Hasta ahí la narración y ya comenzaba el llanto de mi madre. Mis hermanos se iban y yo me quedaba a consolarla:
―Mamá, por favor, hace décadas de lo que pasó. No llores, después nació Estercita y ella siempre cuenta que fuiste una madrecita para ella.
―Sí, pero no me consoló.
― ¿Y yo, que soy tu única niña, tampoco te consolé?
―No es lo mismo.
Y seguía con la historia tantas veces repetida:
―El doctor venía todos los días. Él decía: “Para mi Olguita es algo especial porque lleva el nombre de mi esposa. ¡Y qué hermosa que es! Es una muñequita. Una muñequita que está siempre alegre, aunque esté con fiebre. Parece una persona mayor. Se ve que es una niña feliz”. Irradiaba alegría —continuaba mamá—, tanta que nadie hubiera imaginado el desenlace. ¿Por qué a ella, la más chiquitita, la más cuidada y protegida? Un día el doctor dijo que estaba mejorando. Nuestra alegría fue tan grande que con mamá lloramos juntas. Pero yo vi que mamá no lloraba como yo, porque tenía una expresión rara, como si tuviese una premonición. Claro, ella ya había vivido otras epidemias. Aunque el doctor venía todos los días, en un momento mamá dijo que lo llamaría para que viniera más temprano. “¿Por qué? ―pregunté yo―. Pero no me contestó.

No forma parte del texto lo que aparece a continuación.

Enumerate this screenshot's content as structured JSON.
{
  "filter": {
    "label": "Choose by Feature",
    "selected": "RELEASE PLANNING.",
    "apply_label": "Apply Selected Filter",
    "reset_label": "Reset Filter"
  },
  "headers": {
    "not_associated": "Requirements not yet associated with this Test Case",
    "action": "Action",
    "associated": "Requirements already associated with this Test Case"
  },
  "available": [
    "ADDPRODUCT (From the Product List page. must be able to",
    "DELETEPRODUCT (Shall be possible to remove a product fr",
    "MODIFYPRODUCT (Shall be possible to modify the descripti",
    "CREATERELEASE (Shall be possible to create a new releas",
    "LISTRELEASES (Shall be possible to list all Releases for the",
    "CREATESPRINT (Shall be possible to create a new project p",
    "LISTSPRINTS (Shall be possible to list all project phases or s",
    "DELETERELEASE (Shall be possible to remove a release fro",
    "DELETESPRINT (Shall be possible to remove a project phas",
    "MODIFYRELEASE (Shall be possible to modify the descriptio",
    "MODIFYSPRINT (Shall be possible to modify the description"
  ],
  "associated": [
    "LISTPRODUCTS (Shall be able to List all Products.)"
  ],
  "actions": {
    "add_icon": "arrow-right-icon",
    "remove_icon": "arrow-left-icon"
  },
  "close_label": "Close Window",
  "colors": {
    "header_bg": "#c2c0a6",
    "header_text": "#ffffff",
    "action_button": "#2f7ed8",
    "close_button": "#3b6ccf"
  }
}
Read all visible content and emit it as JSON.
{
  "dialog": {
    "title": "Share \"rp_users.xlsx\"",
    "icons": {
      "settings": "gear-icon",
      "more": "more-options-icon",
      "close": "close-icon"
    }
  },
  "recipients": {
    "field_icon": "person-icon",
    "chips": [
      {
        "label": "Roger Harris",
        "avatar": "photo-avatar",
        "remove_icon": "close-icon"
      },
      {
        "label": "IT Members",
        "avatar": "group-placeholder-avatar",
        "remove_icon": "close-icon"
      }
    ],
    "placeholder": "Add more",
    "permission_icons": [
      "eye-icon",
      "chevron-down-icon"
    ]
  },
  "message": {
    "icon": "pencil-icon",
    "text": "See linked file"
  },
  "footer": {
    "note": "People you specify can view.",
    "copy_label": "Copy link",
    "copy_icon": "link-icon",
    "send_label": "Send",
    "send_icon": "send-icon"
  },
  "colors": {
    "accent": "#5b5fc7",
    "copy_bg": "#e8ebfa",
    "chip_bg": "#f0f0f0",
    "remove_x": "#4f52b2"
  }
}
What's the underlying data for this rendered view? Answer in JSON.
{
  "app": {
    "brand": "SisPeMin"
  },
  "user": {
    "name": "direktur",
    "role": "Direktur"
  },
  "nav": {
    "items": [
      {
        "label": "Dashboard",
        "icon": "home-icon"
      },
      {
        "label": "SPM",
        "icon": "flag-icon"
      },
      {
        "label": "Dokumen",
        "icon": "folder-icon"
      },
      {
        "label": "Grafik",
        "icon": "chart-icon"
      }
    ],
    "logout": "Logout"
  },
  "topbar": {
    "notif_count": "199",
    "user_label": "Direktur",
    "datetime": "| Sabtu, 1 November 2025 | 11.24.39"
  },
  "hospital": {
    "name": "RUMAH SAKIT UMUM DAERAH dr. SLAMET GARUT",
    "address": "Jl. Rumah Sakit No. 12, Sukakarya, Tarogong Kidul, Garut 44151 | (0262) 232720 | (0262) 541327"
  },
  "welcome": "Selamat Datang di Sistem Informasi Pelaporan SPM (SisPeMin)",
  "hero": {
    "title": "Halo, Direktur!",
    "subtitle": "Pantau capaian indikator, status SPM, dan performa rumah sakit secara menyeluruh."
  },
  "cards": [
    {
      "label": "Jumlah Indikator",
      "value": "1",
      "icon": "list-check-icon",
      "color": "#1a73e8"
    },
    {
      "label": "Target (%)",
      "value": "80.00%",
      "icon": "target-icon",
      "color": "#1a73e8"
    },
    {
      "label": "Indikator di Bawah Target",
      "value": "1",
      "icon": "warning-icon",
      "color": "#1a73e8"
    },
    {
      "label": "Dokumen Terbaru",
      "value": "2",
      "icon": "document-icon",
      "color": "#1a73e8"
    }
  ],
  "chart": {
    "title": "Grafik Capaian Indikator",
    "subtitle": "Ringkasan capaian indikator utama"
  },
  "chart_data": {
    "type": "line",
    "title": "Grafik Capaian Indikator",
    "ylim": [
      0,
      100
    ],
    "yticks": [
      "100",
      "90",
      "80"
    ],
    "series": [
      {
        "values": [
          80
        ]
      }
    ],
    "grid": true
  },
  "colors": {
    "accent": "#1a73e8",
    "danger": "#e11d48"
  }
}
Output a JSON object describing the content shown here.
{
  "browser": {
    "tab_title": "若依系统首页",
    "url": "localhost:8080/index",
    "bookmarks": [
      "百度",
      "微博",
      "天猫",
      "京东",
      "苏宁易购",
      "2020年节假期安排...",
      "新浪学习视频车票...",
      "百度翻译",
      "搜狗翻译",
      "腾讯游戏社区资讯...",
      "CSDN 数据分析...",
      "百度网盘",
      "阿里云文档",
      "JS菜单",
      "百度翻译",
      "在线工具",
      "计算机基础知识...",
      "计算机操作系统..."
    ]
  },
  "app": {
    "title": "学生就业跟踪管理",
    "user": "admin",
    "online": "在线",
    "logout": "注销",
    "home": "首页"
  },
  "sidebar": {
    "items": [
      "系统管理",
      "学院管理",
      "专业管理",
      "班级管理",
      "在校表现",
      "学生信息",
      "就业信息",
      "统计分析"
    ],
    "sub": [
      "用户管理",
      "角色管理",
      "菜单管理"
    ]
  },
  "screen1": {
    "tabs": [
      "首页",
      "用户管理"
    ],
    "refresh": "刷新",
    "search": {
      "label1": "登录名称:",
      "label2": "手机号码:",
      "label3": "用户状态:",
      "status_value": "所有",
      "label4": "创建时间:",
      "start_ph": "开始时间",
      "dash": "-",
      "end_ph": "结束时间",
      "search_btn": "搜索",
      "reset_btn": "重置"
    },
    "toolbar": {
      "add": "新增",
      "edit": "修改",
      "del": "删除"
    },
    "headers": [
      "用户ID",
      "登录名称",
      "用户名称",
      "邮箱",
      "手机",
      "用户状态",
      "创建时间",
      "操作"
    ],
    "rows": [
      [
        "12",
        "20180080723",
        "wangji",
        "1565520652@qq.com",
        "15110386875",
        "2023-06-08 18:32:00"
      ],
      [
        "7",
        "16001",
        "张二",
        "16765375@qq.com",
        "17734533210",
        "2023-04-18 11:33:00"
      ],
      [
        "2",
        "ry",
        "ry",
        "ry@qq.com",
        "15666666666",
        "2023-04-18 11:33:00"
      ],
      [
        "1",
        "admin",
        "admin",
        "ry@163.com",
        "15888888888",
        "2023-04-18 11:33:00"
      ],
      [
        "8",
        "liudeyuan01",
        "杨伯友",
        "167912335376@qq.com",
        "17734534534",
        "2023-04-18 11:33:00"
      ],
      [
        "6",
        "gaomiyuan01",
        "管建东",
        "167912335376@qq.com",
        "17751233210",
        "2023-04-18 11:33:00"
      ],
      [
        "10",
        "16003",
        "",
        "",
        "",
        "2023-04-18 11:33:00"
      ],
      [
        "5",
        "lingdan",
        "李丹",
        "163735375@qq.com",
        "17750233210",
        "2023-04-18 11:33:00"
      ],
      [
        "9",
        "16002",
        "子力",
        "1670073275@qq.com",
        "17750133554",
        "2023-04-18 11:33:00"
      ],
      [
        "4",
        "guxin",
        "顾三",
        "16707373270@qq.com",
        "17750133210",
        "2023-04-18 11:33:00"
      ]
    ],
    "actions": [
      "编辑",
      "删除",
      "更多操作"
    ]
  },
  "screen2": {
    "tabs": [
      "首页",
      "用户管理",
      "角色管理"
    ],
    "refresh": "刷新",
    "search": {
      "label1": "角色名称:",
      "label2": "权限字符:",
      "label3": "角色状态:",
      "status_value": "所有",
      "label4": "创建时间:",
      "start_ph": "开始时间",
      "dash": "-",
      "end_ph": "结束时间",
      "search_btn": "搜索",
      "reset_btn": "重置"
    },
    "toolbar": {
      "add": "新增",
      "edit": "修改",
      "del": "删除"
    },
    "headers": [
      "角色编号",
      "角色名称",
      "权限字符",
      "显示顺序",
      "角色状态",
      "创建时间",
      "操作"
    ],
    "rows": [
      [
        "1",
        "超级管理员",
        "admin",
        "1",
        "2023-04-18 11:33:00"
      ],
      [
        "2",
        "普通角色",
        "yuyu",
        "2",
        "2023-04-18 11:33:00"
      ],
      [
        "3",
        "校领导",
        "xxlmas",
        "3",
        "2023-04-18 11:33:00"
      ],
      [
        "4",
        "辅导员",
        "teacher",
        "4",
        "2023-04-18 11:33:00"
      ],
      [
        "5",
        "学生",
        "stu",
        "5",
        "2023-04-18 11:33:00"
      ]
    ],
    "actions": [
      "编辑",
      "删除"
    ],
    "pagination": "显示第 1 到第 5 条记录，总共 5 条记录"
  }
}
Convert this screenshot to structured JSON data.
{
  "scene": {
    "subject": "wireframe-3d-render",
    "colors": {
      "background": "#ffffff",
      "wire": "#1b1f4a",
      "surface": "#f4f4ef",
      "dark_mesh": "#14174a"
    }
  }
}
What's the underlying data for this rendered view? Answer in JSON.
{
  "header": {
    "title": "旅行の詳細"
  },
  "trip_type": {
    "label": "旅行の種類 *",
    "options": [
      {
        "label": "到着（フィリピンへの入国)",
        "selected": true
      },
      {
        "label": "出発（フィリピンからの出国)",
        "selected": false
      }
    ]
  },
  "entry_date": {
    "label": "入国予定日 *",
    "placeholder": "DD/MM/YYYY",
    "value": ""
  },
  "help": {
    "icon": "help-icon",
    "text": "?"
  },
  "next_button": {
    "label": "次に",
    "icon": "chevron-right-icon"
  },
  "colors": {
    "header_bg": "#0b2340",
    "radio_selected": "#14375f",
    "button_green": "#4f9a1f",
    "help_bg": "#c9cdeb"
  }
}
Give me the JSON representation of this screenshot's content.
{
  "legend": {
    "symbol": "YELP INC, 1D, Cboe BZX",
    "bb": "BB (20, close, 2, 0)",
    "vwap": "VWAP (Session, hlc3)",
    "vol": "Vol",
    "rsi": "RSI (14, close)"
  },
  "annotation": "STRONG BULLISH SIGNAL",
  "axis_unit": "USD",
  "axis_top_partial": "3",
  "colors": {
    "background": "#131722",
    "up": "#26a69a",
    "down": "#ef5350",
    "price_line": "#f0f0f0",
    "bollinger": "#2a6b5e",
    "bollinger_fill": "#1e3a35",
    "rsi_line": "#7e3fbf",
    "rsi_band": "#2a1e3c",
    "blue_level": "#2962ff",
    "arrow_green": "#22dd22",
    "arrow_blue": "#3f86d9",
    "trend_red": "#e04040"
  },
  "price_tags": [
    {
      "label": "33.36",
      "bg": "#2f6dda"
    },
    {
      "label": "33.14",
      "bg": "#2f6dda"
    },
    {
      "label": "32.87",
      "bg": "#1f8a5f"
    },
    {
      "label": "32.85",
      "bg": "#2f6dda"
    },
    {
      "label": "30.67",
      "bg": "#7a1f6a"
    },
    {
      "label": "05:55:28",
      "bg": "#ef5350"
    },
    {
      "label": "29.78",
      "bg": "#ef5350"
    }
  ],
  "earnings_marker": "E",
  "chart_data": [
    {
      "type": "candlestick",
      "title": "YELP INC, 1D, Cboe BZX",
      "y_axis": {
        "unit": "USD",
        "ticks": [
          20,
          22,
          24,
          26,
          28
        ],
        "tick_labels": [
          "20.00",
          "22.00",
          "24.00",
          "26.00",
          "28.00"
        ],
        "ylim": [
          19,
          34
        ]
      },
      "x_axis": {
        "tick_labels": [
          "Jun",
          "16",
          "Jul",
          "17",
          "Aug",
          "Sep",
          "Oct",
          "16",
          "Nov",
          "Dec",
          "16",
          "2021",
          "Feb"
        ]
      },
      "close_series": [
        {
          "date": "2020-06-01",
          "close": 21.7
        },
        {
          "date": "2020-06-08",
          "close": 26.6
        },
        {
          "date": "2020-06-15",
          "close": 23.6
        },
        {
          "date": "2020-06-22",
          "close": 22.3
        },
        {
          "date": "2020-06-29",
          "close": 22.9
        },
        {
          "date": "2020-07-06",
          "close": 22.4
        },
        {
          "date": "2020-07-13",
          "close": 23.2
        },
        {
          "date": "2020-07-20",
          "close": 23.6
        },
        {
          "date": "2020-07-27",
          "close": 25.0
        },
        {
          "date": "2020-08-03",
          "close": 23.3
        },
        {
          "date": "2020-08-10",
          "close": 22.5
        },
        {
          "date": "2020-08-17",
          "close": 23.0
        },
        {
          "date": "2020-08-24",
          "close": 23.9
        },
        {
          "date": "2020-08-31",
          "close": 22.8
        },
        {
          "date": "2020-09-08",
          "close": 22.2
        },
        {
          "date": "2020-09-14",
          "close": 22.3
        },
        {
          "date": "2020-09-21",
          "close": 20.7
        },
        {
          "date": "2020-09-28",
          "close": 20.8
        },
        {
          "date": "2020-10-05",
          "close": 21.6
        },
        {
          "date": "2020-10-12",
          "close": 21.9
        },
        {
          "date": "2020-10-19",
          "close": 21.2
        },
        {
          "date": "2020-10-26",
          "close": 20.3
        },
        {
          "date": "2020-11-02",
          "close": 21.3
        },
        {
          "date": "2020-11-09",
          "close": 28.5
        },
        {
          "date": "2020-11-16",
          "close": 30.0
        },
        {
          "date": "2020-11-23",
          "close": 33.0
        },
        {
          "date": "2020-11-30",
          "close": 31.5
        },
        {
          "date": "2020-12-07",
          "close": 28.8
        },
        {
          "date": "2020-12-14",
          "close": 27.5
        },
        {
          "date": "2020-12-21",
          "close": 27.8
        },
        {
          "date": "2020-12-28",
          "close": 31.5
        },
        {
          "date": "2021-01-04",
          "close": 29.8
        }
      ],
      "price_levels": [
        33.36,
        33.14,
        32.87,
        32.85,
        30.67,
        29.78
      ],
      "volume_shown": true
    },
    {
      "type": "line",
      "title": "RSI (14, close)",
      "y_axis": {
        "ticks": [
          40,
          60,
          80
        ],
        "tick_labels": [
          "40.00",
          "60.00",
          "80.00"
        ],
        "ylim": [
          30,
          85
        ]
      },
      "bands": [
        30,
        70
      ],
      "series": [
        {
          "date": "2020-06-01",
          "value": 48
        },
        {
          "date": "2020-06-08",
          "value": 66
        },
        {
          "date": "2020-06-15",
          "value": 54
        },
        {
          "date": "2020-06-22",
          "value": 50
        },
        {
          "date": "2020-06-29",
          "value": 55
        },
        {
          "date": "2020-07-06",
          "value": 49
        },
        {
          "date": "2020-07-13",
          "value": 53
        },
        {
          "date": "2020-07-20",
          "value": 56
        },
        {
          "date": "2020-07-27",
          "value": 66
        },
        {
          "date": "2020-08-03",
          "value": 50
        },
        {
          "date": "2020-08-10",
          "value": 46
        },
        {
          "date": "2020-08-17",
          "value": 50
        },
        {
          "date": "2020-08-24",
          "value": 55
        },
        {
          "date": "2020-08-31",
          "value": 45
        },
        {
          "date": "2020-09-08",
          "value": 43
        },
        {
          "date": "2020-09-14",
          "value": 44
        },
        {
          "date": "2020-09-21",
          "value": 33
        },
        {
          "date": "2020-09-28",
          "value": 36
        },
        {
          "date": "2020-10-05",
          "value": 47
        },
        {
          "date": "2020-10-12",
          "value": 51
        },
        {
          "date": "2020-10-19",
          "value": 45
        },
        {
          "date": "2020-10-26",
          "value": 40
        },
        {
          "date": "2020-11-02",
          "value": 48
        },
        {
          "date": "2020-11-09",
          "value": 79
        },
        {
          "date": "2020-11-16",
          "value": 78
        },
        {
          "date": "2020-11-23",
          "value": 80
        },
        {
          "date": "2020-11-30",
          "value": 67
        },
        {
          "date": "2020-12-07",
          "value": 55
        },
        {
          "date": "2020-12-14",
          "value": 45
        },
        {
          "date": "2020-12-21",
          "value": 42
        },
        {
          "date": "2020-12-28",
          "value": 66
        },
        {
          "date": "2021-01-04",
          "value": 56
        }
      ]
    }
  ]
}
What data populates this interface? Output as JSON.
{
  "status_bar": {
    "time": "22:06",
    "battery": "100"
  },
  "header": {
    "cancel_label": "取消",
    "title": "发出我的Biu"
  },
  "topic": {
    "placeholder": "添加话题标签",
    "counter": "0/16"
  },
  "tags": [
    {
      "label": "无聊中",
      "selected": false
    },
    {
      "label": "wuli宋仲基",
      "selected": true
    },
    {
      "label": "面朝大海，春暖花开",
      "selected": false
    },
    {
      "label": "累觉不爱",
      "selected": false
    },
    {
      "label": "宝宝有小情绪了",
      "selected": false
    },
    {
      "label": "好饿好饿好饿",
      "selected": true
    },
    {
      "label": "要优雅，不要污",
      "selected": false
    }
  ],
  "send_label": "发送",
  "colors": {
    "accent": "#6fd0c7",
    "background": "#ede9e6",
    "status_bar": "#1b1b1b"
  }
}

Él vino enseguida, la vio y sacudió la cabeza sin decir nada. Se fue y dijo que volvería al poco rato. A las cuatro y media de la tarde, la fiebre aumentaba. Le poníamos pañitos fríos y parecía aliviada, pero ya nada la hacía hablar ni sonreír, y tampoco abría los ojitos. Yo le hablaba para que no se durmiera, pero de pronto vi que estaba profundamente dormida. Llamé a mamá y yo salí de la habitación. De pronto oí el llanto desconsolado de mamá. Y me di cuenta de que Olguita se había dormido para siempre.
Y entonces, como tantas veces, mi madre estallaba en llanto y yo la dejaba llorar hasta que no tuviera más lágrimas. Después que dejaba de llorar, seguía con la historia que yo creía terminada:
―Y cuando tu abuelo vino con la primera radio que todas esperábamos, mamá lo mandó a devolverla gritando “No quiero música en esta casa, Todavía estamos de duelo. Yo todavía no me olvido de mi hijita”. Y ahí me di cuenta de que ella no demostraba su dolor para no entristecernos a todos, pero que nunca se consoló. Tiempo después, por nosotros, los otros hijos, aceptó otra radio.
¡Tantas veces relató mi madre la triste historia!
Pasaron las décadas, ella partió. Cuando le tocó partir a la última tía, yo me traje todos los papeles que ella guardaba y entre ellos estaba la libreta de casamiento de mis abuelos. La abrí y empecé a leer cada hoja. Y allí estaba: “Olga nacida el 28 de julio de 1921”.
Me impactó y pensé: “Bueno, mamá, al fin estarán juntas”.